Ricardo Guimarães
Diretor da Confidencial Imobiliário
Opinião
Diretor da Confidencial Imobiliário
Opinião
O Governo errou ao referir-se aos preços de 648 mil euros e às rendas de 2.300 euros como “moderadas”, colando às medidas anunciadas um ónus de insensibilidade social que criou um ruído político e mediático que prejudicou enormemente a percepção pública sobre a bondade das mesmas.
O XXIV Governo Constitucional caiu na sequência um dominó de episódios que tiveram como ponto de partida a nova “lei dos solos”, em cuja proposta legislativa se lançou um novo conceito, o conceito de “preços moderados”, que definia tectos para os preços finais de venda dos fogos que viessem para o mercado na sequência da conversão de solos rústicos em urbanos.
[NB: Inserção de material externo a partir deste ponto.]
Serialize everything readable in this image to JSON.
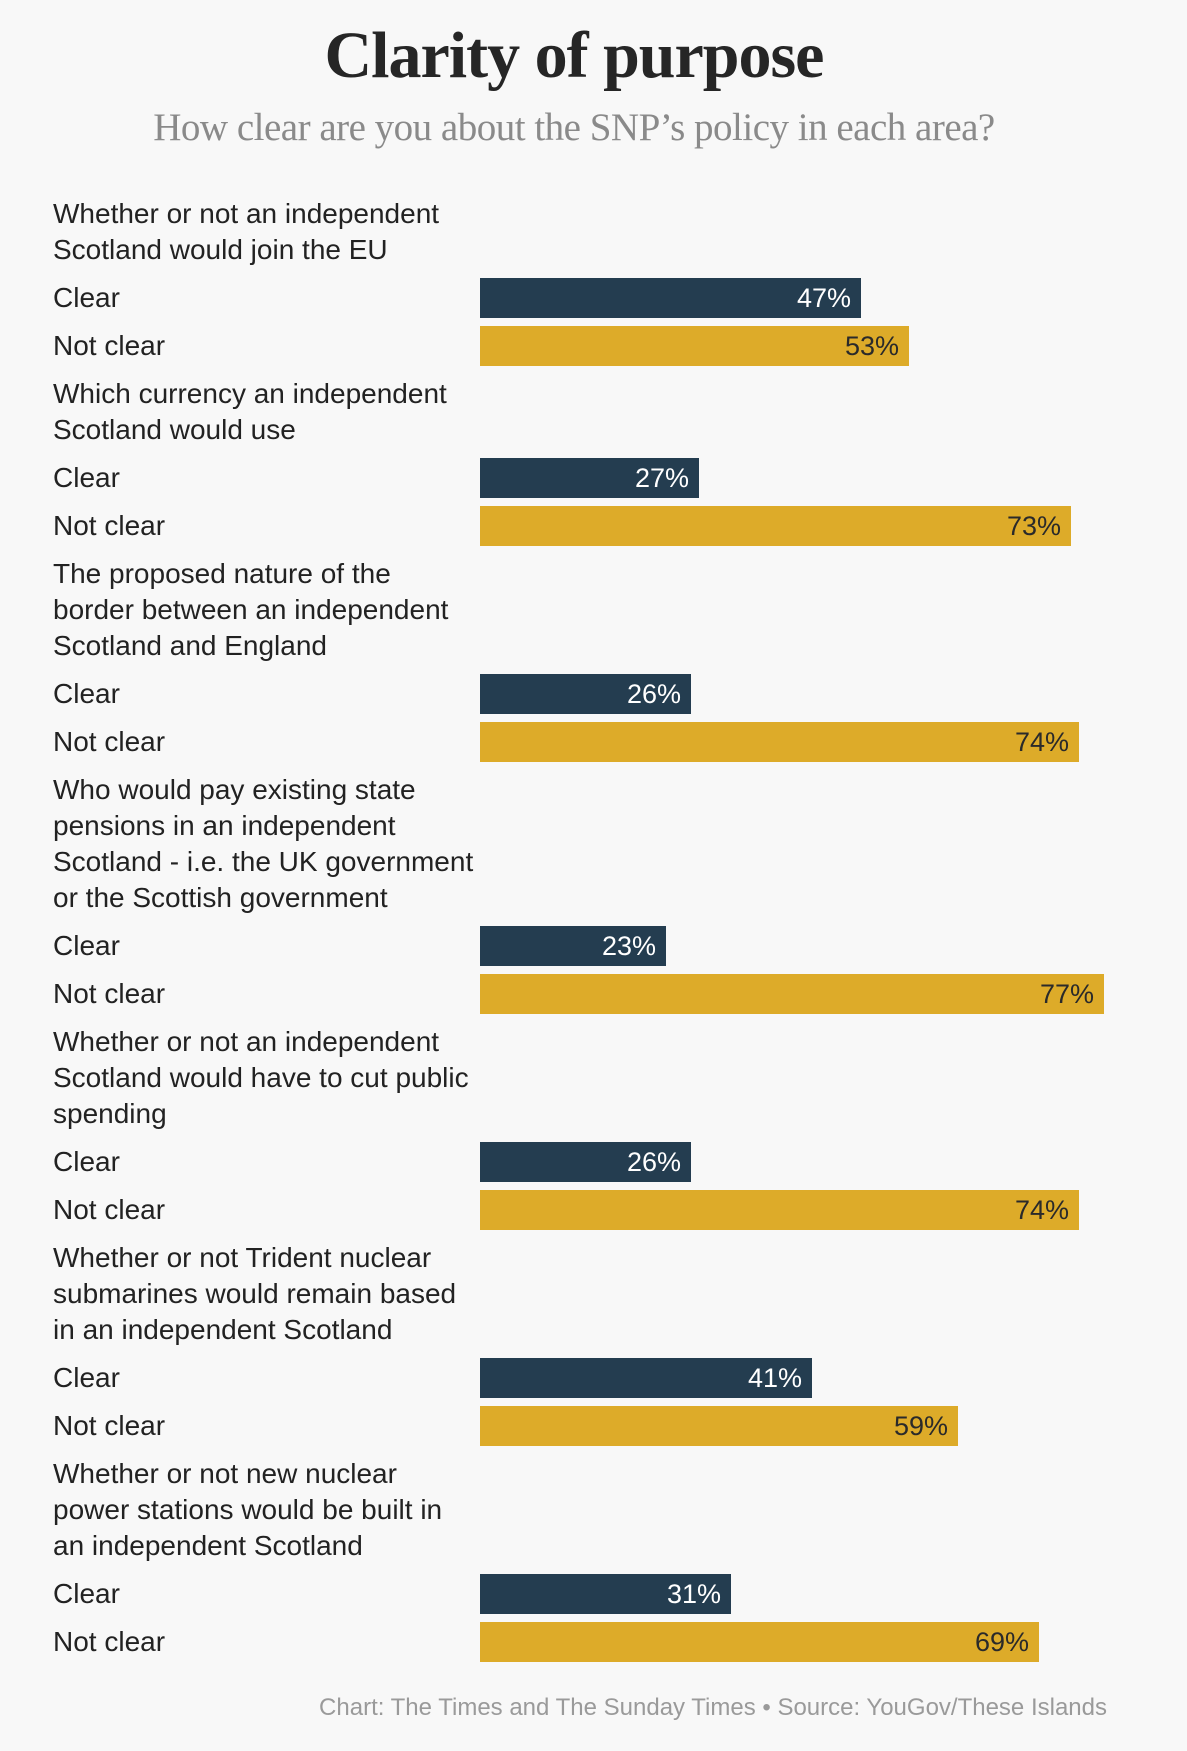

Esses tectos dependiam dos preços medianos praticados em cada concelho, até um máximo geral.
Nessa altura, sinceramente, foi lamentável observar o nível do debate público e “especializado” sobre os impactos da nova “lei dos solos”, designadamente pelos seus potenciais efeitos no espaço rural, mercê do ímpeto especulativo de que a lei enfermaria. Foi lamentável porque gerou-se um alarme na sociedade em torno de um risco que materialmente não existia.
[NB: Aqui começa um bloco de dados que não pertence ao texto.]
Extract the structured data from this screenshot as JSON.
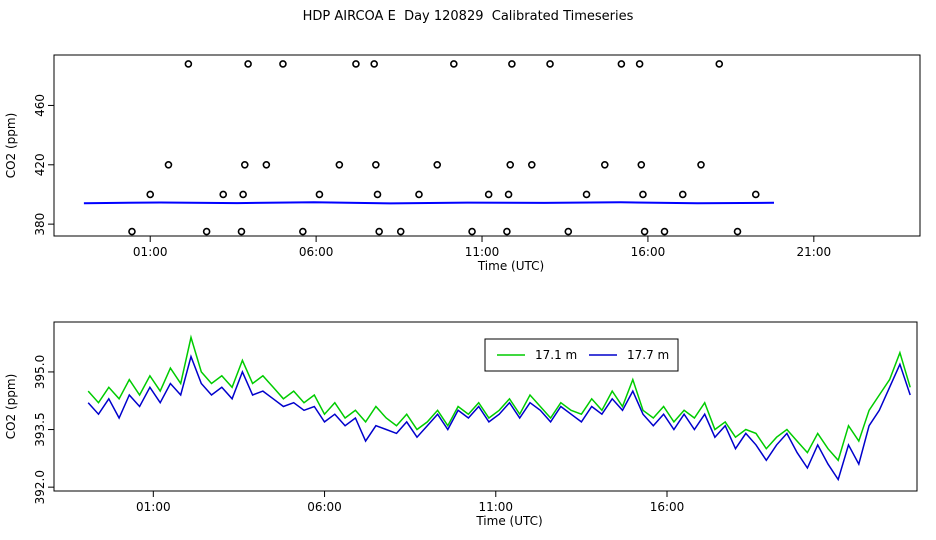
{
  "title": "HDP AIRCOA E  Day 120829  Calibrated Timeseries",
  "chart_data": [
    {
      "type": "scatter",
      "xlabel": "Time (UTC)",
      "ylabel": "CO2 (ppm)",
      "xlim": [
        -1.9,
        24.2
      ],
      "ylim": [
        372,
        494
      ],
      "x_ticks": [
        1,
        6,
        11,
        16,
        21
      ],
      "x_tick_labels": [
        "01:00",
        "06:00",
        "11:00",
        "16:00",
        "21:00"
      ],
      "y_ticks": [
        380,
        420,
        460
      ],
      "y_tick_labels": [
        "380",
        "420",
        "460"
      ],
      "grid": false,
      "legend": null,
      "series": [
        {
          "color": "#0000ff",
          "marker": "circle",
          "points": [
            [
              0.45,
              375
            ],
            [
              1.0,
              400
            ],
            [
              1.55,
              420
            ],
            [
              2.15,
              488
            ],
            [
              2.7,
              375
            ],
            [
              3.2,
              400
            ],
            [
              3.75,
              375
            ],
            [
              3.8,
              400
            ],
            [
              3.85,
              420
            ],
            [
              3.95,
              488
            ],
            [
              4.5,
              420
            ],
            [
              5.0,
              488
            ],
            [
              5.6,
              375
            ],
            [
              6.1,
              400
            ],
            [
              6.7,
              420
            ],
            [
              7.2,
              488
            ],
            [
              7.75,
              488
            ],
            [
              7.8,
              420
            ],
            [
              7.85,
              400
            ],
            [
              7.9,
              375
            ],
            [
              8.55,
              375
            ],
            [
              9.1,
              400
            ],
            [
              9.65,
              420
            ],
            [
              10.15,
              488
            ],
            [
              10.7,
              375
            ],
            [
              11.2,
              400
            ],
            [
              11.75,
              375
            ],
            [
              11.8,
              400
            ],
            [
              11.85,
              420
            ],
            [
              11.9,
              488
            ],
            [
              12.5,
              420
            ],
            [
              13.05,
              488
            ],
            [
              13.6,
              375
            ],
            [
              14.15,
              400
            ],
            [
              14.7,
              420
            ],
            [
              15.2,
              488
            ],
            [
              15.75,
              488
            ],
            [
              15.8,
              420
            ],
            [
              15.85,
              400
            ],
            [
              15.9,
              375
            ],
            [
              16.5,
              375
            ],
            [
              17.05,
              400
            ],
            [
              17.6,
              420
            ],
            [
              18.15,
              488
            ],
            [
              18.7,
              375
            ],
            [
              19.25,
              400
            ]
          ]
        },
        {
          "color": "#0000ff",
          "marker": "line",
          "x_start": -1.0,
          "x_end": 19.8,
          "level": 394.3,
          "note_values": [
            394.1,
            394.6,
            394.2,
            394.8,
            394.0,
            394.5,
            394.3,
            394.7,
            394.1,
            394.4
          ]
        }
      ]
    },
    {
      "type": "line",
      "xlabel": "Time (UTC)",
      "ylabel": "CO2 (ppm)",
      "xlim": [
        -1.9,
        23.3
      ],
      "ylim": [
        391.9,
        396.3
      ],
      "x_ticks": [
        1,
        6,
        11,
        16
      ],
      "x_tick_labels": [
        "01:00",
        "06:00",
        "11:00",
        "16:00"
      ],
      "y_ticks": [
        392.0,
        393.5,
        395.0
      ],
      "y_tick_labels": [
        "392.0",
        "393.5",
        "395.0"
      ],
      "grid": false,
      "legend": "top-center",
      "series": [
        {
          "name": "17.1 m",
          "color": "#00cc00",
          "x": [
            -0.9,
            -0.6,
            -0.3,
            0.0,
            0.3,
            0.6,
            0.9,
            1.2,
            1.5,
            1.8,
            2.1,
            2.4,
            2.7,
            3.0,
            3.3,
            3.6,
            3.9,
            4.2,
            4.5,
            4.8,
            5.1,
            5.4,
            5.7,
            6.0,
            6.3,
            6.6,
            6.9,
            7.2,
            7.5,
            7.8,
            8.1,
            8.4,
            8.7,
            9.0,
            9.3,
            9.6,
            9.9,
            10.2,
            10.5,
            10.8,
            11.1,
            11.4,
            11.7,
            12.0,
            12.3,
            12.6,
            12.9,
            13.2,
            13.5,
            13.8,
            14.1,
            14.4,
            14.7,
            15.0,
            15.3,
            15.6,
            15.9,
            16.2,
            16.5,
            16.8,
            17.1,
            17.4,
            17.7,
            18.0,
            18.3,
            18.6,
            18.9,
            19.2,
            19.5,
            19.8,
            20.1,
            20.4,
            20.7,
            21.0,
            21.3,
            21.6,
            21.9,
            22.2,
            22.5,
            22.8,
            23.1
          ],
          "values": [
            394.5,
            394.2,
            394.6,
            394.3,
            394.8,
            394.4,
            394.9,
            394.5,
            395.1,
            394.7,
            395.9,
            395.0,
            394.7,
            394.9,
            394.6,
            395.3,
            394.7,
            394.9,
            394.6,
            394.3,
            394.5,
            394.2,
            394.4,
            393.9,
            394.2,
            393.8,
            394.0,
            393.7,
            394.1,
            393.8,
            393.6,
            393.9,
            393.5,
            393.7,
            394.0,
            393.6,
            394.1,
            393.9,
            394.2,
            393.8,
            394.0,
            394.3,
            393.9,
            394.4,
            394.1,
            393.8,
            394.2,
            394.0,
            393.9,
            394.3,
            394.0,
            394.5,
            394.1,
            394.8,
            394.0,
            393.8,
            394.1,
            393.7,
            394.0,
            393.8,
            394.2,
            393.5,
            393.7,
            393.3,
            393.5,
            393.4,
            393.0,
            393.3,
            393.5,
            393.2,
            392.9,
            393.4,
            393.0,
            392.7,
            393.6,
            393.2,
            394.0,
            394.4,
            394.8,
            395.5,
            394.6
          ]
        },
        {
          "name": "17.7 m",
          "color": "#0000cc",
          "x": [
            -0.9,
            -0.6,
            -0.3,
            0.0,
            0.3,
            0.6,
            0.9,
            1.2,
            1.5,
            1.8,
            2.1,
            2.4,
            2.7,
            3.0,
            3.3,
            3.6,
            3.9,
            4.2,
            4.5,
            4.8,
            5.1,
            5.4,
            5.7,
            6.0,
            6.3,
            6.6,
            6.9,
            7.2,
            7.5,
            7.8,
            8.1,
            8.4,
            8.7,
            9.0,
            9.3,
            9.6,
            9.9,
            10.2,
            10.5,
            10.8,
            11.1,
            11.4,
            11.7,
            12.0,
            12.3,
            12.6,
            12.9,
            13.2,
            13.5,
            13.8,
            14.1,
            14.4,
            14.7,
            15.0,
            15.3,
            15.6,
            15.9,
            16.2,
            16.5,
            16.8,
            17.1,
            17.4,
            17.7,
            18.0,
            18.3,
            18.6,
            18.9,
            19.2,
            19.5,
            19.8,
            20.1,
            20.4,
            20.7,
            21.0,
            21.3,
            21.6,
            21.9,
            22.2,
            22.5,
            22.8,
            23.1
          ],
          "values": [
            394.2,
            393.9,
            394.3,
            393.8,
            394.4,
            394.1,
            394.6,
            394.2,
            394.7,
            394.4,
            395.4,
            394.7,
            394.4,
            394.6,
            394.3,
            395.0,
            394.4,
            394.5,
            394.3,
            394.1,
            394.2,
            394.0,
            394.1,
            393.7,
            393.9,
            393.6,
            393.8,
            393.2,
            393.6,
            393.5,
            393.4,
            393.7,
            393.3,
            393.6,
            393.9,
            393.5,
            394.0,
            393.8,
            394.1,
            393.7,
            393.9,
            394.2,
            393.8,
            394.2,
            394.0,
            393.7,
            394.1,
            393.9,
            393.7,
            394.1,
            393.9,
            394.3,
            394.0,
            394.5,
            393.9,
            393.6,
            393.9,
            393.5,
            393.9,
            393.5,
            393.9,
            393.3,
            393.6,
            393.0,
            393.4,
            393.1,
            392.7,
            393.1,
            393.4,
            392.9,
            392.5,
            393.1,
            392.6,
            392.2,
            393.1,
            392.6,
            393.6,
            394.0,
            394.6,
            395.2,
            394.4
          ]
        }
      ]
    }
  ]
}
"Ao optar por tectos menos limitativos, mas que ainda assim excluem a gama alta, as medidas não pecam por deixar de fora os mercados onde a crise se sente mais".
Quem fizesse as contas, coisa que na Ci fizemos, via que os “preços moderados” eram de facto tão moderados que em quase lado nenhum eram altos o suficiente para viabilizar o investimento. Basicamente porque (i) assentavam em medianas locais apuradas tendo por base essencialmente a venda de fogos usados e (ii) dado nesse valor estarem incluídos todos os custos de promoção, desde o terreno, os projetos, as infraestruturas, a construção, o IVA (a 23%), o custo de capital e a margem do investidor. Em contas simples, tudo pelos mínimos, o preço de venda por m2 de ABP nunca poderia ser inferior a 3 mil euros/m2, um valor que retirava do perímetro da “lei dos solos” quase todo o país, com excepção dos concelhos mais caros (alguns na região de Lisboa, Porto, Matosinhos e diversos no Algarve). Nem um concelho do Alentejo, do Centro ou do Norte eram elegíveis, a menos que fossem operações em solos públicos e em HCC. Era só fazer as contas.
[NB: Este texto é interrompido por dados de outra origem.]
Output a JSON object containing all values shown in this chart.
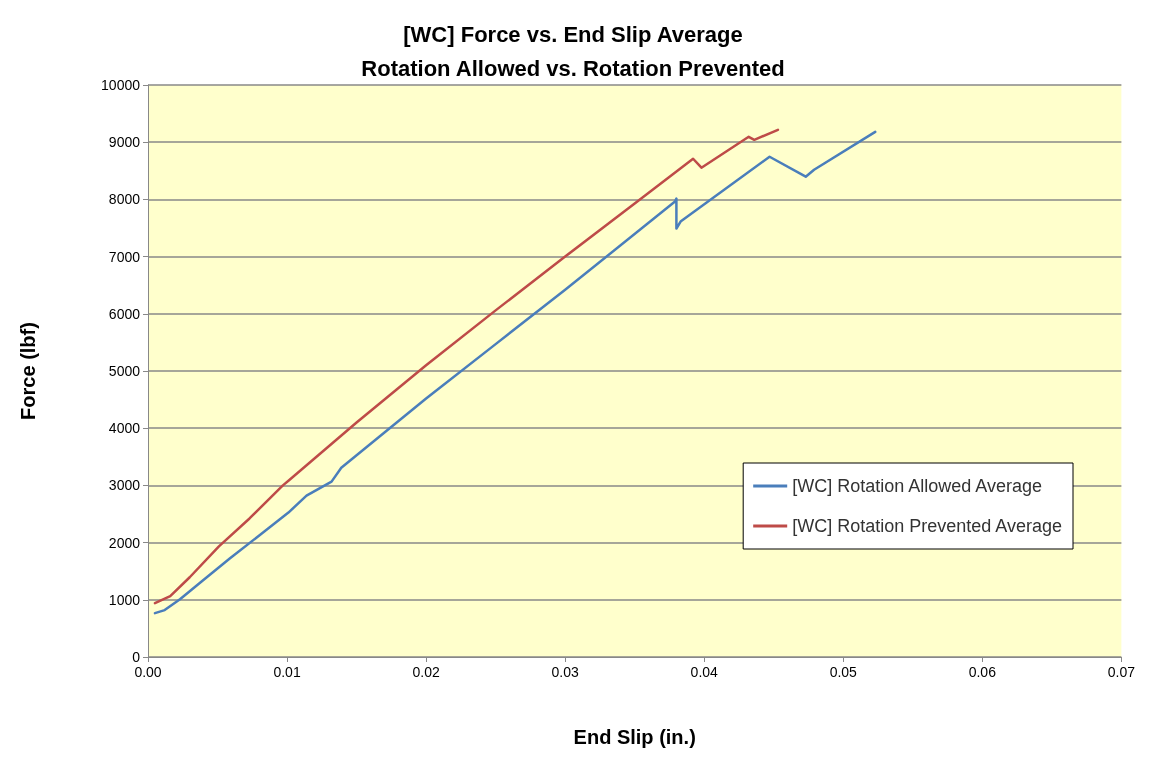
{
  "chart_data": {
    "type": "line",
    "title": "[WC] Force vs. End Slip Average\nRotation Allowed vs. Rotation Prevented",
    "xlabel": "End Slip (in.)",
    "ylabel": "Force (lbf)",
    "xlim": [
      0,
      0.07
    ],
    "xticks": [
      {
        "value": 0,
        "label": "0.00"
      },
      {
        "value": 0.01,
        "label": "0.01"
      },
      {
        "value": 0.02,
        "label": "0.02"
      },
      {
        "value": 0.03,
        "label": "0.03"
      },
      {
        "value": 0.04,
        "label": "0.04"
      },
      {
        "value": 0.05,
        "label": "0.05"
      },
      {
        "value": 0.06,
        "label": "0.06"
      },
      {
        "value": 0.07,
        "label": "0.07"
      }
    ],
    "ylim": [
      0,
      10000
    ],
    "yticks": [
      0,
      1000,
      2000,
      3000,
      4000,
      5000,
      6000,
      7000,
      8000,
      9000,
      10000
    ],
    "grid": "y",
    "legend": "right",
    "marker": "none",
    "line_style": "solid",
    "series": [
      {
        "name": "[WC] Rotation Allowed Average",
        "color": "#4a7ebb",
        "x": [
          0.0005,
          0.0012,
          0.0023,
          0.0037,
          0.0059,
          0.008,
          0.0101,
          0.0114,
          0.0132,
          0.0139,
          0.02,
          0.025,
          0.03,
          0.0379,
          0.038,
          0.038,
          0.0383,
          0.0447,
          0.0473,
          0.0479,
          0.0523
        ],
        "values": [
          767,
          820,
          1010,
          1290,
          1725,
          2125,
          2525,
          2820,
          3066,
          3310,
          4520,
          5470,
          6420,
          7962,
          8014,
          7491,
          7613,
          8746,
          8397,
          8519,
          9181
        ]
      },
      {
        "name": "[WC] Rotation Prevented Average",
        "color": "#be4b48",
        "x": [
          0.0005,
          0.0016,
          0.003,
          0.0051,
          0.0073,
          0.0097,
          0.0101,
          0.015,
          0.02,
          0.025,
          0.03,
          0.035,
          0.0392,
          0.0398,
          0.0432,
          0.0436,
          0.0453
        ],
        "values": [
          940,
          1063,
          1394,
          1934,
          2422,
          3000,
          3080,
          4100,
          5100,
          6060,
          7000,
          7930,
          8711,
          8554,
          9094,
          9042,
          9216
        ]
      }
    ]
  }
}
No entanto, fomos todos bombardeados com um “consenso” científico e mediático de que se tinha aberto a porta à especulação e que todos e quaisquer intervenientes que tivessem interesses imobiliários teriam de ser expurgados da vida pública. A realidade dos factos não era relevante, de tal forma era apetitoso o filão político-“científico”-mediático, mostrando que importa mais a retórica do que a substância.
"Já todos percebemos que onde o Governo queria dizer “valores limite” disse “valores moderados”. Abriu o flanco e criou a dúvida."
Ora, se foi assim à época, não o foi diferente hoje.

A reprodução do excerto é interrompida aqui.